Kehangatan dan kebaikan hati yang masih dipancarkan Max 50 tahun kemudian merupakan kesaksian yang hidup akan kebenaran dari kata-katanya. Kasus Max tidak unik. Ia mempunyai alasan yang kuat untuk mengatasi kebencian—ia ingin meniru Kristus. Orang-orang lain yang kehidupannya telah dituntun oleh Alkitab telah bertindak dengan cara serupa.

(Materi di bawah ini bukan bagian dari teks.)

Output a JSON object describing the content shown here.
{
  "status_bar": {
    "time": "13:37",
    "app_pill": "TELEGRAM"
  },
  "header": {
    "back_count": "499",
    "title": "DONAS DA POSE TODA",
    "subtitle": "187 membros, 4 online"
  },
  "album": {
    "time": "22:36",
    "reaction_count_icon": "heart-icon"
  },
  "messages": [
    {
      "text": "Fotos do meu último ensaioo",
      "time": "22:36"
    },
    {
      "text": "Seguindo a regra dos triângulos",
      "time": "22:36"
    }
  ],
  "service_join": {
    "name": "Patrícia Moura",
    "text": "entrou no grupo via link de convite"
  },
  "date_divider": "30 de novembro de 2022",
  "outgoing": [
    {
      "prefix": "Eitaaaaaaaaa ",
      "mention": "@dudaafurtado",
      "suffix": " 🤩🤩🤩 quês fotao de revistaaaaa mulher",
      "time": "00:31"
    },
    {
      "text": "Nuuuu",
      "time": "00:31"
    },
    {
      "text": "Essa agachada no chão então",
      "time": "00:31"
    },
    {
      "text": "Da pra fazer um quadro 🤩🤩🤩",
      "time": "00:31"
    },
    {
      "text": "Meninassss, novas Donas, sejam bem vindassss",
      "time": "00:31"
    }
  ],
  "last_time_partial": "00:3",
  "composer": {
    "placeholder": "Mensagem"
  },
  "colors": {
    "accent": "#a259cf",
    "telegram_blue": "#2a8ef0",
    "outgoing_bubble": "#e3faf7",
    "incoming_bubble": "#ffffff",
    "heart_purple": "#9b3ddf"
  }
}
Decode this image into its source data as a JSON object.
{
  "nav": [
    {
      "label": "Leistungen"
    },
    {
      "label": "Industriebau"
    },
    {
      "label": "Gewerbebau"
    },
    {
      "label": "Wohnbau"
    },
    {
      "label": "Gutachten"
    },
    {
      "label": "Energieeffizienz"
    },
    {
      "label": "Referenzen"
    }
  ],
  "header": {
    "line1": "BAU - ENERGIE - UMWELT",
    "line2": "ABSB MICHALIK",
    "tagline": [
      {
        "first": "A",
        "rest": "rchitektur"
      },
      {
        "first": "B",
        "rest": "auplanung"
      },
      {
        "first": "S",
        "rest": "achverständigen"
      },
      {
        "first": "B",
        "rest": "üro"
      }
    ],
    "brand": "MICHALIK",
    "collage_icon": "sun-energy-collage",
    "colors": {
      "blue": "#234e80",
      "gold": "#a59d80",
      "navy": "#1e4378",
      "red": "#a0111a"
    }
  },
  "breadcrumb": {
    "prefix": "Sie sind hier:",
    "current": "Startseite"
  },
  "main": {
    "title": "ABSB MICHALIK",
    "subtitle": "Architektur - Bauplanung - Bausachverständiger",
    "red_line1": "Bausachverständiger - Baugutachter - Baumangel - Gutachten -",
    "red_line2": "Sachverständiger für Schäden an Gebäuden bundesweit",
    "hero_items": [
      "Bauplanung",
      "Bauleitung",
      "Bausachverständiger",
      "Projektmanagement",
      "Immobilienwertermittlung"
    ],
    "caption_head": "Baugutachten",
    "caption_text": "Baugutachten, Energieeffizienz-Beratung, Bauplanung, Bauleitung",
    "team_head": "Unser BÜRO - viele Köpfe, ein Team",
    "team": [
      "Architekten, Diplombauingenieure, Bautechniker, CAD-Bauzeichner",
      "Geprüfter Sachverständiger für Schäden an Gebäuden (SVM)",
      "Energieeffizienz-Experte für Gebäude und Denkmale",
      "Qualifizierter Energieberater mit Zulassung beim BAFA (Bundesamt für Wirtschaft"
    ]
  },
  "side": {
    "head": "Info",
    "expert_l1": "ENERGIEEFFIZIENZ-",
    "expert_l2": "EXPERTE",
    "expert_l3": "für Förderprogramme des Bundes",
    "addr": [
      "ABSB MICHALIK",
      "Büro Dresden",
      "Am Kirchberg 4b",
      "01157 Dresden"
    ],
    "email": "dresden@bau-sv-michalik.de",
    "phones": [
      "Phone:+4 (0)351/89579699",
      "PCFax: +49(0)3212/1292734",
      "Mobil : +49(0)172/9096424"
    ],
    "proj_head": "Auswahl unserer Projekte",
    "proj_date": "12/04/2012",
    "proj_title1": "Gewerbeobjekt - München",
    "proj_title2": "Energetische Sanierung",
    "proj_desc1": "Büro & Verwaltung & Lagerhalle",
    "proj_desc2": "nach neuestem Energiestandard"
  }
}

Simone, seorang Saksi-Saksi Yehuwa dari Prancis, menjelaskan bagaimana ia belajar apa sebenarnya arti kasih yang tidak mementingkan diri itu.
”Ibu saya, Emma, yang menjadi seorang Saksi tidak lama sebelum perang dunia kedua, mengajarkan kepada saya bahwa orang-orang sering kali melakukan hal-hal buruk karena ketidaktahuan. Ia menjelaskan bahwa jika kita membalas dengan juga membenci mereka, kita bukan orang Kristen sejati, karena Yesus mengatakan kita harus mengasihi musuh-musuh kita dan berdoa bagi orang-orang yang menganiaya kita.—Matius 5:44.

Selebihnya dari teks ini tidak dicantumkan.